Mathematics is an abstract method to describe topics such as quantity, structure, and even space, which sometimes presents quite an obstacle for everyday folks to understand. To make things easier to grasp, mathematicians like to describe their ideas using terms that are relatable to daily life.
The Ham Sandwich Theorem (also known as the Pancake Theorem) is a perfect example. It states that for a sandwich, consisting of a slice of ham and two slices of bread, there's always an angle that allows one to cut all three pieces in half in a single shot, wherever any piece of the sandwich may be.
To put it in a more mathematically precise way, in a Euclidean N dimensional space (ours is 3), any N compact objects (3 in our situation) can be equally bisected (cut in half) by a (N-1)-dimensional hyperplane (2-dimensional plane in our scenario). Now you see why mathematicians have to call this Ham Sandwich theorem (for the sake that more people can understand).

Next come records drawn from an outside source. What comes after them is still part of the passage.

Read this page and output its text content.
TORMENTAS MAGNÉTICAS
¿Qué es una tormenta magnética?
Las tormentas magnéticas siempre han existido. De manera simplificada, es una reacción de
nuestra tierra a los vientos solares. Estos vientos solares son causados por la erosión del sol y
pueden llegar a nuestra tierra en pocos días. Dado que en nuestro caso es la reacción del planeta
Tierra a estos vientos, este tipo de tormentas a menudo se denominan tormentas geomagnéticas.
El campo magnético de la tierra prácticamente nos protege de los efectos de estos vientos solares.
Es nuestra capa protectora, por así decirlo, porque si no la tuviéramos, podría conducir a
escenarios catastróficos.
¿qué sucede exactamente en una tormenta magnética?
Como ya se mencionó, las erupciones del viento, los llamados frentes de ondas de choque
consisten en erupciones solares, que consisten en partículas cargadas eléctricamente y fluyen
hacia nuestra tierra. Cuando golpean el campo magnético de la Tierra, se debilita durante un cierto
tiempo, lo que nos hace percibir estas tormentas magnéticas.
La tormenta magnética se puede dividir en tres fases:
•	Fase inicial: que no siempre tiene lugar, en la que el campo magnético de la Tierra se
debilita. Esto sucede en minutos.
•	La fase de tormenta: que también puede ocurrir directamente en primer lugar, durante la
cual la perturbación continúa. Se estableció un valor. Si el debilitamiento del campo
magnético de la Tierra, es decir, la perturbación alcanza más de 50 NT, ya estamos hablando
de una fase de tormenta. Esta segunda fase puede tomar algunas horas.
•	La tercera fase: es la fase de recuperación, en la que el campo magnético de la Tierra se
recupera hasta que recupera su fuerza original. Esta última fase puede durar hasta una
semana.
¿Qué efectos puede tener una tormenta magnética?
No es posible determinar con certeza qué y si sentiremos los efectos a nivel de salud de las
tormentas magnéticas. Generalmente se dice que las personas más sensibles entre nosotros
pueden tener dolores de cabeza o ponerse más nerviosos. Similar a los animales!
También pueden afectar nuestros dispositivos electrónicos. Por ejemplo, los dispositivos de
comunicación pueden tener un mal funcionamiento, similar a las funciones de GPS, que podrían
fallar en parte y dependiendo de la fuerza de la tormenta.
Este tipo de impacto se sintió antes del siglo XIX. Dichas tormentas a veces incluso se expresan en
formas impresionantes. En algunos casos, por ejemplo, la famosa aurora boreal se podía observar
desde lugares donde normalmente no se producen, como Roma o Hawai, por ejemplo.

What's more fascinating, two mathematicians at the Georgia Institute of Technology dug deep into this theorem and found something that is both astronomical and mind-bending. According to their paper in 2011, the calculation led them to conclude that "at any given instant of time, there is one planet, one moon and one asteroid in our solar system and a single plane touching all three that exactly bisects the total planetary mass, the total lunar mass, and the total asteroidal mass of the solar system."